As an intern I once had some fun with a brand-new color office laser printer. To cut costs, the company had gotten rid of the weekly Poland Springs delivery. They replaced it with a water cooler that hooked up to the tap and was otherwise indistinguishable from a normal water cooler. As there were very vocal complaints about this, I took it upon myself to hastily put together a logo for a fake springwater company, printed it out, and stuck it on the bottle. Rather coincidentally, the complaints about the water stopped.

I was told months after I left that the company had trouble finding invoices for "All Natural Quabbin Spring Water"
posted by RonButNotStupid at 7:03 AM on October 25, 2023 [10 favorites]

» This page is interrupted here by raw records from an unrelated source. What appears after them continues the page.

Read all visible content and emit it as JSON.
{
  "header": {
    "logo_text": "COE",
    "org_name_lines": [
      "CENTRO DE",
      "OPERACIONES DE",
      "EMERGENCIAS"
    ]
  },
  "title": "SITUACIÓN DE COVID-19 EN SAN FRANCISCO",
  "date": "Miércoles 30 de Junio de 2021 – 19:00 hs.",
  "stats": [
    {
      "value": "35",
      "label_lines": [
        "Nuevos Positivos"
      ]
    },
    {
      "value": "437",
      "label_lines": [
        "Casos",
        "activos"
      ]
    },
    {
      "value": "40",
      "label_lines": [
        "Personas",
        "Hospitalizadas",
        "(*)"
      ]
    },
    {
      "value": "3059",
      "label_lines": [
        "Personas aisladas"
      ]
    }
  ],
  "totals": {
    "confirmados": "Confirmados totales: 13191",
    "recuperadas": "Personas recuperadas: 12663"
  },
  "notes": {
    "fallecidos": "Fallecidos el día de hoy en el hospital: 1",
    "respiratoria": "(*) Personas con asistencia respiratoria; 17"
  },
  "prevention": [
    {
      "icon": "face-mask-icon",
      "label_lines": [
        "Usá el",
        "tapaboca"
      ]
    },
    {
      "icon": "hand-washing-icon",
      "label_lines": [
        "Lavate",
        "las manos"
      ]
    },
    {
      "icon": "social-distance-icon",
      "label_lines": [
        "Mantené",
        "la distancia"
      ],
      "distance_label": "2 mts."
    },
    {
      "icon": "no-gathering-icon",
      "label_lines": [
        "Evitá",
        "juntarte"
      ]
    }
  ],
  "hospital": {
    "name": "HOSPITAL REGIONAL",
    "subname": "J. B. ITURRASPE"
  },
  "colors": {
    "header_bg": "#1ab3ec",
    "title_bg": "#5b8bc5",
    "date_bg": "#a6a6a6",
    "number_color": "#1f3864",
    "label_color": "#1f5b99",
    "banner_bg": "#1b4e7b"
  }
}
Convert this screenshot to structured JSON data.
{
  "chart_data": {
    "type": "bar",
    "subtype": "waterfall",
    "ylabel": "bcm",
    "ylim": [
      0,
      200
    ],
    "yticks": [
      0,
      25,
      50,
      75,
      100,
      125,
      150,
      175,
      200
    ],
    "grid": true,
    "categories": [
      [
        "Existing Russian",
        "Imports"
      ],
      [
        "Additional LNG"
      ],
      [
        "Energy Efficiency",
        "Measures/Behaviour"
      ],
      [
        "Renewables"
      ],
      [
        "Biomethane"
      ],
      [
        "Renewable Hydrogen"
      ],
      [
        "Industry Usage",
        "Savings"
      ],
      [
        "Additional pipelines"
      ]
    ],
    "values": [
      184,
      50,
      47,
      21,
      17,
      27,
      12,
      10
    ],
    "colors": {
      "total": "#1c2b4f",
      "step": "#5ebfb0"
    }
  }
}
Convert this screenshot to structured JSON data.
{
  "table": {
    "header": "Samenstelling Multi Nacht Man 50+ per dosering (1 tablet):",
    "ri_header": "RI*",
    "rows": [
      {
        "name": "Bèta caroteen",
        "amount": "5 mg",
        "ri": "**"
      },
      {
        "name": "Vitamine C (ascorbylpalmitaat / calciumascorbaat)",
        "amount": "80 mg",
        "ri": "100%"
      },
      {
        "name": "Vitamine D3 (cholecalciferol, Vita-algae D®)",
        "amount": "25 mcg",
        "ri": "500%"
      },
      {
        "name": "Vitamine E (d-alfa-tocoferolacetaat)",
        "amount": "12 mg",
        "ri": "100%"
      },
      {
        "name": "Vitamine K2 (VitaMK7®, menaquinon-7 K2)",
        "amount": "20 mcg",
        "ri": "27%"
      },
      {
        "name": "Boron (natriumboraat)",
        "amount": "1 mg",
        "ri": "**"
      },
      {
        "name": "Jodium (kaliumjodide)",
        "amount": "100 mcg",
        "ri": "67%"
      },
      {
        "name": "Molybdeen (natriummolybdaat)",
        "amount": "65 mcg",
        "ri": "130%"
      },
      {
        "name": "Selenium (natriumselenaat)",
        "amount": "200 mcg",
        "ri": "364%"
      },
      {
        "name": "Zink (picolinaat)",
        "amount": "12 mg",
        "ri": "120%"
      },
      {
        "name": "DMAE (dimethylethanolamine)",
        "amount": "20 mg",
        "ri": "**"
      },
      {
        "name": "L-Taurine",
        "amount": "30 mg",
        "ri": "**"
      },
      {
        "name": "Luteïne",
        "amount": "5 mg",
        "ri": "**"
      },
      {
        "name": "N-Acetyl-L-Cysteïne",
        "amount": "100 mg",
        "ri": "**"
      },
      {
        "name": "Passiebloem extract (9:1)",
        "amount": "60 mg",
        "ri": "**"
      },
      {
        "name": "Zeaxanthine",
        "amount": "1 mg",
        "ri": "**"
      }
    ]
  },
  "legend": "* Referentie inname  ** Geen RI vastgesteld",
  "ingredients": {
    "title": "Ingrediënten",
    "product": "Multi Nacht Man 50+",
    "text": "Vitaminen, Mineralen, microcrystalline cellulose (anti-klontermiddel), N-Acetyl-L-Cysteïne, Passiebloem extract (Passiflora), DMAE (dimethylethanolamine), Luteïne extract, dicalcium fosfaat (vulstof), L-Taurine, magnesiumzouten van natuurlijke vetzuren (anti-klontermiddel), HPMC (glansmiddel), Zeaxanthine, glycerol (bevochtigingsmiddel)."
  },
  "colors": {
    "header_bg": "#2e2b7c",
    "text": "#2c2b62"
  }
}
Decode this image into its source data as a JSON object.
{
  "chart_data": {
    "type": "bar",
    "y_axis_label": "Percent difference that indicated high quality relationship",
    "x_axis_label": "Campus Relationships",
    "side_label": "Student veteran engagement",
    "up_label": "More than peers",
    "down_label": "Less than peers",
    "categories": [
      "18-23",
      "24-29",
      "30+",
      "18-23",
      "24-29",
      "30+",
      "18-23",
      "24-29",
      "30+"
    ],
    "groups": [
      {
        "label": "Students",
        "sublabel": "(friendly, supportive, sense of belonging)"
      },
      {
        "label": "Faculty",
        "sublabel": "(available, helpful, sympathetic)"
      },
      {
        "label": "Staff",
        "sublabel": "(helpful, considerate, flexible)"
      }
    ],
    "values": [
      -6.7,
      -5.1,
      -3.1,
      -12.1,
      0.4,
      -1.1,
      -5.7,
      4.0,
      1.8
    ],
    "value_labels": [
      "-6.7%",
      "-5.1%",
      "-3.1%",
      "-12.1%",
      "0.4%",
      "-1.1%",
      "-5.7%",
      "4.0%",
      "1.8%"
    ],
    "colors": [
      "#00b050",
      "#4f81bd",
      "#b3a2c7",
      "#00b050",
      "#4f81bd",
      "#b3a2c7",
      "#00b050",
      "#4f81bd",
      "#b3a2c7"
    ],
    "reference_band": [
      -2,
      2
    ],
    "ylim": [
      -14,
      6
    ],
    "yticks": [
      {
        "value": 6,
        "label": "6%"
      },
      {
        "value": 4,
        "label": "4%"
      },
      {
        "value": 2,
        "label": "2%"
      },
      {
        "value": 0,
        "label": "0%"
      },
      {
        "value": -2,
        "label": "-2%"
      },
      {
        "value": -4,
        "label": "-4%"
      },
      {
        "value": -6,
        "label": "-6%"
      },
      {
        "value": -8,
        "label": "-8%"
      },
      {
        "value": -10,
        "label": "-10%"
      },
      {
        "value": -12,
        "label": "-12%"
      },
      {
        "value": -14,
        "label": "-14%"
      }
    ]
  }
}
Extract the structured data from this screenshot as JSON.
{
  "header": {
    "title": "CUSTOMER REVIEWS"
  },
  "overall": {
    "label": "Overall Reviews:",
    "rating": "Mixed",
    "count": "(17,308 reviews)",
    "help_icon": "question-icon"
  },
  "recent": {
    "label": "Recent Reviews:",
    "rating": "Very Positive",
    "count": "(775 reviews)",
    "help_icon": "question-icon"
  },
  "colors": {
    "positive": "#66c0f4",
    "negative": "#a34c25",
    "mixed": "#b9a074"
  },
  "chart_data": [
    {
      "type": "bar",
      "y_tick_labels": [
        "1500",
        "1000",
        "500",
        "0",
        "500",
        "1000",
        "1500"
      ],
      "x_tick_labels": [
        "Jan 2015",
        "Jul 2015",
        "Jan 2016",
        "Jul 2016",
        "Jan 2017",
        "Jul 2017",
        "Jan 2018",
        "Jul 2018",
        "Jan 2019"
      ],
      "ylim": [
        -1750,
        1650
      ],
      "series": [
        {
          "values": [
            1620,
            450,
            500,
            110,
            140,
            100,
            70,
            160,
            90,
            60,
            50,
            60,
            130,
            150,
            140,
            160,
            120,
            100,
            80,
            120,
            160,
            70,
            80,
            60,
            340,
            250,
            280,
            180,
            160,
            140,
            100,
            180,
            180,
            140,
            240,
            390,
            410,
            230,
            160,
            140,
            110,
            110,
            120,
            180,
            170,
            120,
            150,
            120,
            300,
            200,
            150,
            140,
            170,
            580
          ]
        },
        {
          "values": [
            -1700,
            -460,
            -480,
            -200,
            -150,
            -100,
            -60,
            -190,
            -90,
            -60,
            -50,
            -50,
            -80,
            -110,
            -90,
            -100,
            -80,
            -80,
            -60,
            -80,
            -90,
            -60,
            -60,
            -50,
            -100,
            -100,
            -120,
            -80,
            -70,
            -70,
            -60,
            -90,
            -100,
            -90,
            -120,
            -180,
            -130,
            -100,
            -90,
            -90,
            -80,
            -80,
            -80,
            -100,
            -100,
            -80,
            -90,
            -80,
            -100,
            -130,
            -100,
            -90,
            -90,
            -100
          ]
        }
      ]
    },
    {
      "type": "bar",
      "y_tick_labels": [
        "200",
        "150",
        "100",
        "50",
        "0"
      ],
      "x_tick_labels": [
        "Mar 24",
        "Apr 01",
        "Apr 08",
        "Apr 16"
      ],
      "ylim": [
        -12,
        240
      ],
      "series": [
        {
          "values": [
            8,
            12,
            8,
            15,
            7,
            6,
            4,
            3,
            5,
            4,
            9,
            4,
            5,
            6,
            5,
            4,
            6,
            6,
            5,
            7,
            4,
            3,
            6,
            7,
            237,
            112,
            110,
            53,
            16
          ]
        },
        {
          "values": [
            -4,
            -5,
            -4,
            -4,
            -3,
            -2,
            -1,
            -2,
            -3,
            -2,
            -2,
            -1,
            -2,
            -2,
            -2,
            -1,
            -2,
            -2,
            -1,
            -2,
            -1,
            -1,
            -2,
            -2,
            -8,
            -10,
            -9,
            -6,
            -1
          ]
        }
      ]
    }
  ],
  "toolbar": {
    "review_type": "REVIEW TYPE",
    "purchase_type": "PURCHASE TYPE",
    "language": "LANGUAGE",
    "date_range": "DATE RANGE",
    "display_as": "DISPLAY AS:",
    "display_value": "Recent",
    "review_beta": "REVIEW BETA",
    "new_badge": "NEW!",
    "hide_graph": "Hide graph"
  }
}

Nothing has ever made me gladder to have worked exclusively from home lo these past 13ish years
posted by We put our faith in Blast Hardcheese at 7:21 AM on October 25, 2023 [3 favorites]


In grad school (does that count as a workplace? This feels like a workplace story) a bunch of us would have brown-bag lunch together after seminar. For a group eating on a pretty minimal budget, most of us knew our way around a kitchen and ate pretty well. Lots of homemade leftovers, spicy global peasant food, that sort of thing. Inevitably, no matter what you made, you'd end up coveting something somebody else had. Bites were shared, and occasionally meals were entirely swapped. Food just tastes better when it's a surprise and someone else made it. Thus, Secret Sandwich was born: like Secret Santa, but for lunch. Once a week we'd draw a name, and make a lunch (sandwich or otherwise) for that person. We made a list of likes, dislikes, allergies, and would try to make them happy.

It got competitive, and started escalating. Lunches soon involved multiple courses. Most of us put more thought and effort into making Secret Sandwich than any other meal we'd make all week, despite not planning to eat any of it ourselves. I once brought a camp stove and a bottle of rum to campus so I could flambé the bananas for my recipient's Bananas Foster dessert course. This was all very good and normal and nobody complained. Come to think of it, maybe grad school isn't that much like a workplace.
posted by dr. boludo at 7:42 AM on October 25, 2023 [9 favorites]


At my last job, I started my own tradition - I got the job offer the day before I was going to be heading to New Orleans for my 50th Birthday (same day as Mardi Gras), so I said I would start upon my return and got to enjoy my vacation with a very light heart. On each Mardi Gras after that I personally threw and paid for my own Mardi Gras observance to share with the staff; I'd decorate the door to my office and bring in a crapton of beads to toss around to everyone, I'd play zydeco music, and I'd order a couple of Gambino's King Cakes for the staff, and also got a couple of fun tchochkes to give out to the people who got the baby.

...I was laid off in July and I'm gonna miss that.
posted by EmpressCallipygos at 7:48 AM on October 25, 2023 [1 favorite]


Mod note: Comment and response removed. Let's avoid sharing the pranks that purposely caused someone to violate the tenets of their religion
posted by Brandon Blatcher (staff) at 7:55 AM on October 25, 2023


This almost makes me nostalgic for working in an office. Anywho.. off to nap before the All Hands
posted by MiltonRandKalman at 11:56 AM on October 25, 2023 [1 favorite]


Mchelly: I'm sorry, but that's cruel and demeaning. What in the world possessed these people to do that to a new person? A workplace, a place where you're contractually obliged to stay at least 8h per workday, should not be a place for pranks.
posted by gakiko at 5:25 AM on October 26, 2023 [3 favorites]


Totally get that, but this was a good friend and they had / have a history of pranking each other. He'd never do it with a regular hire. Advertising creative departments at the time could be a little like preschool.